2. Originally Posted by buttonbear
i'm supposed to be testing if this series converges or diverges

$\displaystyle \sum_{n =1}^{\infty}(-1)^j\frac{\sqrt j}{j+5}$

i'm assuming i should be using the alternate series test here

so.. i'm taking the limit, and getting lim as n->infinity of (j^1/2)/j+5 is eventually equal to (1/2 j^-1/2 )/ 6. i think that this limit equals zero, is that correct?

also, i'm wondering how i can easily prove that bn+1 < or equal to bn

thanks!
There are j's where there should be n's (or vice versa) and I can't follow your argument.

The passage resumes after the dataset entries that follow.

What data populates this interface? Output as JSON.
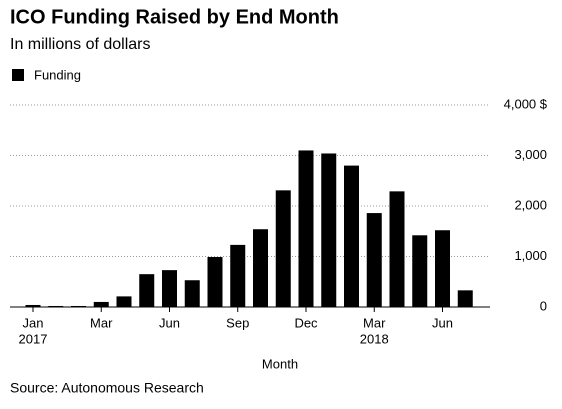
{
  "chart_data": {
    "type": "bar",
    "title": "ICO Funding Raised by End Month",
    "subtitle": "In millions of dollars",
    "x_label": "Month",
    "source": "Source: Autonomous Research",
    "legend": "top-left",
    "series": [
      {
        "name": "Funding",
        "color": "#000000",
        "values": [
          40,
          20,
          20,
          100,
          210,
          650,
          730,
          530,
          990,
          1230,
          1540,
          2310,
          3100,
          3040,
          2800,
          1860,
          2290,
          1420,
          1520,
          330
        ]
      }
    ],
    "categories": [
      "Jan",
      null,
      null,
      "Mar",
      null,
      null,
      "Jun",
      null,
      null,
      "Sep",
      null,
      null,
      "Dec",
      null,
      null,
      "Mar",
      null,
      null,
      "Jun",
      null
    ],
    "category_years": [
      "2017",
      null,
      null,
      null,
      null,
      null,
      null,
      null,
      null,
      null,
      null,
      null,
      null,
      null,
      null,
      "2018",
      null,
      null,
      null,
      null
    ],
    "ylim": [
      0,
      4000
    ],
    "yticks": [
      0,
      {
        "value": 1000,
        "label": "1,000"
      },
      {
        "value": 2000,
        "label": "2,000"
      },
      {
        "value": 3000,
        "label": "3,000"
      },
      {
        "value": 4000,
        "label": "4,000 $"
      }
    ],
    "grid": true
  }
}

All you have to do is prove $\displaystyle \lim_{n \rightarrow +\infty} \frac{\sqrt{n}}{n + 5} = 0$.

Note that $\displaystyle \frac{\sqrt{n}}{n + 5} = \frac{1}{\sqrt{n} + \frac{5}{\sqrt{n}}}$ and the result is obvious.

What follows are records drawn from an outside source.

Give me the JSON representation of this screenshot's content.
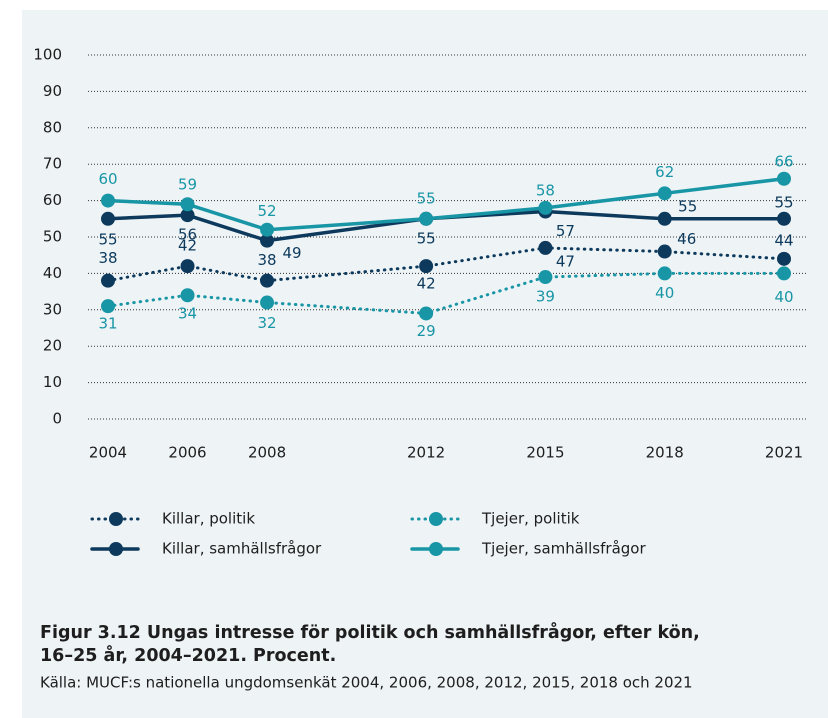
{
  "chart_data": {
    "type": "line",
    "title": "Figur 3.12 Ungas intresse för politik och samhällsfrågor, efter kön, 16–25 år, 2004–2021. Procent.",
    "source": "Källa: MUCF:s nationella ungdomsenkät 2004, 2006, 2008, 2012, 2015, 2018 och 2021",
    "x": [
      2004,
      2006,
      2008,
      2012,
      2015,
      2018,
      2021
    ],
    "xlim": [
      2004,
      2021
    ],
    "xticks": [
      2004,
      2006,
      2008,
      2012,
      2015,
      2018,
      2021
    ],
    "ylim": [
      0,
      100
    ],
    "yticks": [
      0,
      10,
      20,
      30,
      40,
      50,
      60,
      70,
      80,
      90,
      100
    ],
    "grid": true,
    "legend": "bottom",
    "series": [
      {
        "name": "Killar, politik",
        "color": "#0d3a5c",
        "style": "dotted",
        "values": [
          38,
          42,
          38,
          42,
          47,
          46,
          44
        ]
      },
      {
        "name": "Tjejer, politik",
        "color": "#1996a6",
        "style": "dotted",
        "values": [
          31,
          34,
          32,
          29,
          39,
          40,
          40
        ]
      },
      {
        "name": "Killar, samhällsfrågor",
        "color": "#0d3a5c",
        "style": "solid",
        "values": [
          55,
          56,
          49,
          55,
          57,
          55,
          55
        ]
      },
      {
        "name": "Tjejer, samhällsfrågor",
        "color": "#1996a6",
        "style": "solid",
        "values": [
          60,
          59,
          52,
          55,
          58,
          62,
          66
        ]
      }
    ]
  }
}
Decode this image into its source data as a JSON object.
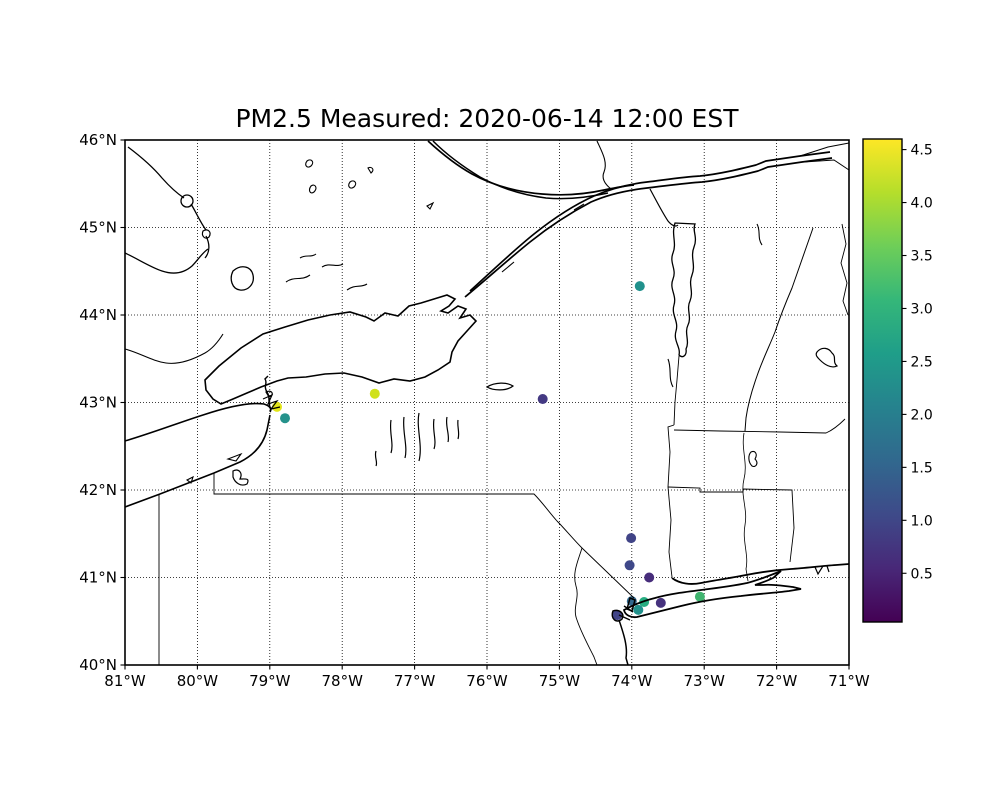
{
  "figure": {
    "title": "PM2.5 Measured: 2020-06-14 12:00 EST",
    "background_color": "#ffffff"
  },
  "axes": {
    "xticks": [
      {
        "lon": -81,
        "label": "81°W"
      },
      {
        "lon": -80,
        "label": "80°W"
      },
      {
        "lon": -79,
        "label": "79°W"
      },
      {
        "lon": -78,
        "label": "78°W"
      },
      {
        "lon": -77,
        "label": "77°W"
      },
      {
        "lon": -76,
        "label": "76°W"
      },
      {
        "lon": -75,
        "label": "75°W"
      },
      {
        "lon": -74,
        "label": "74°W"
      },
      {
        "lon": -73,
        "label": "73°W"
      },
      {
        "lon": -72,
        "label": "72°W"
      },
      {
        "lon": -71,
        "label": "71°W"
      }
    ],
    "yticks": [
      {
        "lat": 46,
        "label": "46°N"
      },
      {
        "lat": 45,
        "label": "45°N"
      },
      {
        "lat": 44,
        "label": "44°N"
      },
      {
        "lat": 43,
        "label": "43°N"
      },
      {
        "lat": 42,
        "label": "42°N"
      },
      {
        "lat": 41,
        "label": "41°N"
      },
      {
        "lat": 40,
        "label": "40°N"
      }
    ],
    "grid_style": "dotted"
  },
  "colorbar": {
    "colormap_name": "viridis",
    "vmin": 0.04,
    "vmax": 4.6,
    "ticks": [
      {
        "value": 4.5,
        "label": "4.5"
      },
      {
        "value": 4.0,
        "label": "4.0"
      },
      {
        "value": 3.5,
        "label": "3.5"
      },
      {
        "value": 3.0,
        "label": "3.0"
      },
      {
        "value": 2.5,
        "label": "2.5"
      },
      {
        "value": 2.0,
        "label": "2.0"
      },
      {
        "value": 1.5,
        "label": "1.5"
      },
      {
        "value": 1.0,
        "label": "1.0"
      },
      {
        "value": 0.5,
        "label": "0.5"
      }
    ],
    "colors_bottom_to_top": [
      "#440154",
      "#482878",
      "#3e4a89",
      "#31688e",
      "#26828e",
      "#1f9e89",
      "#35b779",
      "#6ece58",
      "#b5de2b",
      "#fde725"
    ]
  },
  "chart_data": {
    "type": "scatter",
    "title": "PM2.5 Measured: 2020-06-14 12:00 EST",
    "xlabel": "",
    "ylabel": "",
    "xlim": [
      -81,
      -71
    ],
    "ylim": [
      40,
      46
    ],
    "legend_position": "right-colorbar",
    "grid": true,
    "points": [
      {
        "lon": -73.89,
        "lat": 44.33,
        "value": 2.3,
        "color": "#21918c"
      },
      {
        "lon": -78.9,
        "lat": 42.95,
        "value": 4.5,
        "color": "#e2e418"
      },
      {
        "lon": -78.79,
        "lat": 42.82,
        "value": 2.3,
        "color": "#25928b"
      },
      {
        "lon": -77.55,
        "lat": 43.1,
        "value": 4.2,
        "color": "#d0e11c"
      },
      {
        "lon": -75.23,
        "lat": 43.04,
        "value": 0.9,
        "color": "#443a83"
      },
      {
        "lon": -74.01,
        "lat": 41.45,
        "value": 1.0,
        "color": "#414487"
      },
      {
        "lon": -74.03,
        "lat": 41.14,
        "value": 1.0,
        "color": "#3f4889"
      },
      {
        "lon": -73.76,
        "lat": 41.0,
        "value": 0.55,
        "color": "#472d7b"
      },
      {
        "lon": -74.0,
        "lat": 40.73,
        "value": 1.7,
        "color": "#31688e"
      },
      {
        "lon": -73.83,
        "lat": 40.72,
        "value": 2.8,
        "color": "#27ad81"
      },
      {
        "lon": -73.6,
        "lat": 40.71,
        "value": 0.6,
        "color": "#46327e"
      },
      {
        "lon": -73.91,
        "lat": 40.63,
        "value": 2.3,
        "color": "#21918c"
      },
      {
        "lon": -74.2,
        "lat": 40.57,
        "value": 1.0,
        "color": "#414487"
      },
      {
        "lon": -73.06,
        "lat": 40.78,
        "value": 3.1,
        "color": "#40b46f"
      }
    ]
  }
}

3. Originally Posted by mr fantastic
There are j's where there should be n's (or vice versa) and I can't follow your argument.

All you have to do is prove $\displaystyle \lim_{n \rightarrow +\infty} \frac{\sqrt{n}}{n + 5} = 0$.

Note that $\displaystyle \frac{\sqrt{n}}{n + 5} = \frac{1}{\sqrt{n} + \frac{5}{\sqrt{n}}}$ and the result is obvious.
Not quite, you also have to show that eventually $\displaystyle \frac{\sqrt{n}}{n + 5}$ is decreasing.

CB

4. yeah..they're all supposed to be j's, sorry about that

and, you do have to do more than just show the limit goes to zero

you have to show it is decreasing, that was what i was asking about
a clear way to demonstrate that bj+1 < or equal to bj

5. Originally Posted by buttonbear
you do have to do more than just show the limit goes to zero you have to show it is decreasing, that was what i was asking about
Look at the derivative of $\displaystyle \frac{\sqrt{x}}{x+5}$ you will see that it is negative (decreasing) if $\displaystyle 5<x$.